ANDY RODDICK STILL CAN’T FIND HIS MOJO

Andy Roddick should follow the lead of Apolo Ohno and move to L.A. to enjoy his Athlebrity status, because he certainly can’t mojo it up anymore on the court. A-Rod hurt his left foot yesterday at the World Team Cup and was forced to retire from the match in the first set. “I don’t know how bad it is yet,” Roddick said. “It’s not responding to movement very well when you try to flex it…I slid and kind of went over on it and felt something clip or pop. I wasn’t able to really step on it, much less move, so it was pointless just going through the motions out there,” Roddick said. The boo-boo comes just four days before the French Open begins and Andy isnt sure where his mojo has gone. “It’s just annoying. It’s disappointing. I feel like every time there’s progress being made something happens and there’s a little bit of a setback…I’ve been hitting the ball great in practice since I’ve been over here and I was really excited. I felt like I started serving well again. If it’s not one thing it’s another right now. I’m just a little unlucky right now.”

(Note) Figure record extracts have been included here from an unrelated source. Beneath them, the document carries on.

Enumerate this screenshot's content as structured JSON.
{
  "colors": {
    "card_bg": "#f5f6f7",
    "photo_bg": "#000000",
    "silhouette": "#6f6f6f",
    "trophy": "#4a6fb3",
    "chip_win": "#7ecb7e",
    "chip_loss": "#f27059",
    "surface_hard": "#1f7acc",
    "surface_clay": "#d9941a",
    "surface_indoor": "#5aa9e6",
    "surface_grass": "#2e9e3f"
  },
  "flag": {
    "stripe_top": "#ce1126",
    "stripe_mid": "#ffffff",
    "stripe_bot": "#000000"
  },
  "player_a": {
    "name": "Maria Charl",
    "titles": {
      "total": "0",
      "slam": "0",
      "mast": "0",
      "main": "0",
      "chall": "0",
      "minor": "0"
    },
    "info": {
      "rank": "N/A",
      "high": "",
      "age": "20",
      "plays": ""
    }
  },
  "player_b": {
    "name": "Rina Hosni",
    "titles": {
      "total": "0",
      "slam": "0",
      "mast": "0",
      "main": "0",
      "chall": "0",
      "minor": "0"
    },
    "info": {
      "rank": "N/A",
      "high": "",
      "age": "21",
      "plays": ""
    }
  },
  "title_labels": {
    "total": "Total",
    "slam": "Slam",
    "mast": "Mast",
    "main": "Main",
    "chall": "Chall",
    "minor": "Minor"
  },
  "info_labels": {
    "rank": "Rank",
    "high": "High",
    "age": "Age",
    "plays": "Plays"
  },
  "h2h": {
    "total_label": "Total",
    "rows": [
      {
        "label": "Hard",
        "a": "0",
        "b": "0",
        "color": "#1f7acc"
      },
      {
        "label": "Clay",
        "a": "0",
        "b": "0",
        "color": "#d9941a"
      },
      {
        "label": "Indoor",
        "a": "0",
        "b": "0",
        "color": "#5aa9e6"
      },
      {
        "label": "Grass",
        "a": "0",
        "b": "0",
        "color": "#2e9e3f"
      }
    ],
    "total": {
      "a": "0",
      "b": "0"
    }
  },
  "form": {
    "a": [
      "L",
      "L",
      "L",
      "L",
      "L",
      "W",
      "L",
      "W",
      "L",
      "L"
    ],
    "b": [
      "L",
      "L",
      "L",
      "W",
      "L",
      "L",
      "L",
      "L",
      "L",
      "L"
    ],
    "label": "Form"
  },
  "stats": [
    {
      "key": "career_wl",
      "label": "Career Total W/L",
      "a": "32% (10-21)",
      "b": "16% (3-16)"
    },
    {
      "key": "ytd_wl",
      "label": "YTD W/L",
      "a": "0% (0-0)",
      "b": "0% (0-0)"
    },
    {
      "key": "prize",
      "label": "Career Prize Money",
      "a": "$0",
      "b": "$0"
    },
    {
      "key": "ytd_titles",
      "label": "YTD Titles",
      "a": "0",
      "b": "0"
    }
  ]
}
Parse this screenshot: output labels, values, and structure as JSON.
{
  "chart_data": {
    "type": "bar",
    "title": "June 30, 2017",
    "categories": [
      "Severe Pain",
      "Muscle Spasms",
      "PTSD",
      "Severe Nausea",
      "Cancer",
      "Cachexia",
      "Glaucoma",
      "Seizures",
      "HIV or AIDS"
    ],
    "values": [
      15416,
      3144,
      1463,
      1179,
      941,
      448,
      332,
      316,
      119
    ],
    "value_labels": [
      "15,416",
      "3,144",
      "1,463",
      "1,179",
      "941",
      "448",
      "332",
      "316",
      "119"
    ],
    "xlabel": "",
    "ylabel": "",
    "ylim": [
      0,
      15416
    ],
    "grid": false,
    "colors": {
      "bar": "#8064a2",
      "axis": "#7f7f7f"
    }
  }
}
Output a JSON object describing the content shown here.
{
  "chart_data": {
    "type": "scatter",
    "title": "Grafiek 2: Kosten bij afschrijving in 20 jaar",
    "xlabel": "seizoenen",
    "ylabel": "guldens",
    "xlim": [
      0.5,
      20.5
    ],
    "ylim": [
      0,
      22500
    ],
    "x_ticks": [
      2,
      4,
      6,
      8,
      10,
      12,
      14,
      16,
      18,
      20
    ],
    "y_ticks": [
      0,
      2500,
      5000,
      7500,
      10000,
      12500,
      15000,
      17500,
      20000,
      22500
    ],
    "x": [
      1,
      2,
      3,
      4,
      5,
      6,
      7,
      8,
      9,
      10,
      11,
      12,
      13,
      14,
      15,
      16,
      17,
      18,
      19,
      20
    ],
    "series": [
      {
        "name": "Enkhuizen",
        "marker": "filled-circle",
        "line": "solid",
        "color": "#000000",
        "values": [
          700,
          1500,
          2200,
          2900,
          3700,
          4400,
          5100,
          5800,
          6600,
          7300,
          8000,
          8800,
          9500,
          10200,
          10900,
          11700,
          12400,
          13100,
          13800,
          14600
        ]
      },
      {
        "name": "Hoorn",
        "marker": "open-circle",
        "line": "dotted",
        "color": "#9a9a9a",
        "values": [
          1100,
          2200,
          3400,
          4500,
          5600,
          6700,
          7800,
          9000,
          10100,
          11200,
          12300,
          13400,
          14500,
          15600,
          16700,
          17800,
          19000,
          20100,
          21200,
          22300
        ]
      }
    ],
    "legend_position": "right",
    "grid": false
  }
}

U2 IS TAKING OVER THE WORLD
ESPN and ABC Sports have unveiled a new marketing campaign for this summer’s FIFA World Cup. The incredible spots called “One Game Changes Everything,” currently features four TV spots, and a fifth featuring the U.S. National Team is currently in production.

Each spot is narrated by a member of U2 and features their inspirational music.
“Anthem” features “City of Blinding Lights” with a voiceover that says a “simple thing” like a ball or a goal can “drastically change the world” as teams gather to play the World Cup. “Sick Days” features “Beautiful Day,” and tells viewers how “sick days around the world in the month of June increase by 300%, and yet not one employee is fired.” “Ivory Coast” spot features “Where the Streets Have No Name,” and says how peace came to the war-torn Ivory Coast after it qualified for its first-ever World Cup. “Tartan Army” features “I Will Follow” and chronicles how the majority of the Scotland will faithfully follow the tournament and still cheer for Scotland despite the fact that their team did not qualify for the Cup. The unnamed fifth spot featuring the U.S. team will include an undetermined U2 song. The spot will examine why the U.S. team does not generate headlines or big crowds here in the U.S. How about “Pride.” In the name of love people, hop on the World Cup bandwagon.
“It’s a simple thing – just a ball and a goal,” said Bono. Or, as he puts it in one of the spots ‘If history means anything, the world as we know it, is about to change!’

WORLD CUP
The best dressed hotties in the World Cup have to be the Italians. Their new suits, team uniforms and jerseys have been designed by Dolce & Gabbana.


Alessandro Del Piero, left, and Agelo Peruzzi were giddy while waiting for the official photo shoot in their new garb (left image), as were Francesco Totti, center, Filippo Inzaghi, left, and Marco Amelia.


Yummy! Italy’s soccer team hotties, from left, Gianluigi Buffon, Angelo Peruzzi, Alessandro Del Piero, and Fabio Cannavaro, look fabulous in the new official suits of the Italian team.

WHERE’S ROONEY?

Press photographers make fools of themselves on a wall outside the BUPA Hospital in England, hoping for a glimpse of injured Athlebrity Wayne Rooney. The little bulldog returned to the hospital today for an MRI on his broken foot. England’s team doctors have to inform FIFA by May 30 if they expect Wayne Rooney to recover in time to take part in the World Cup.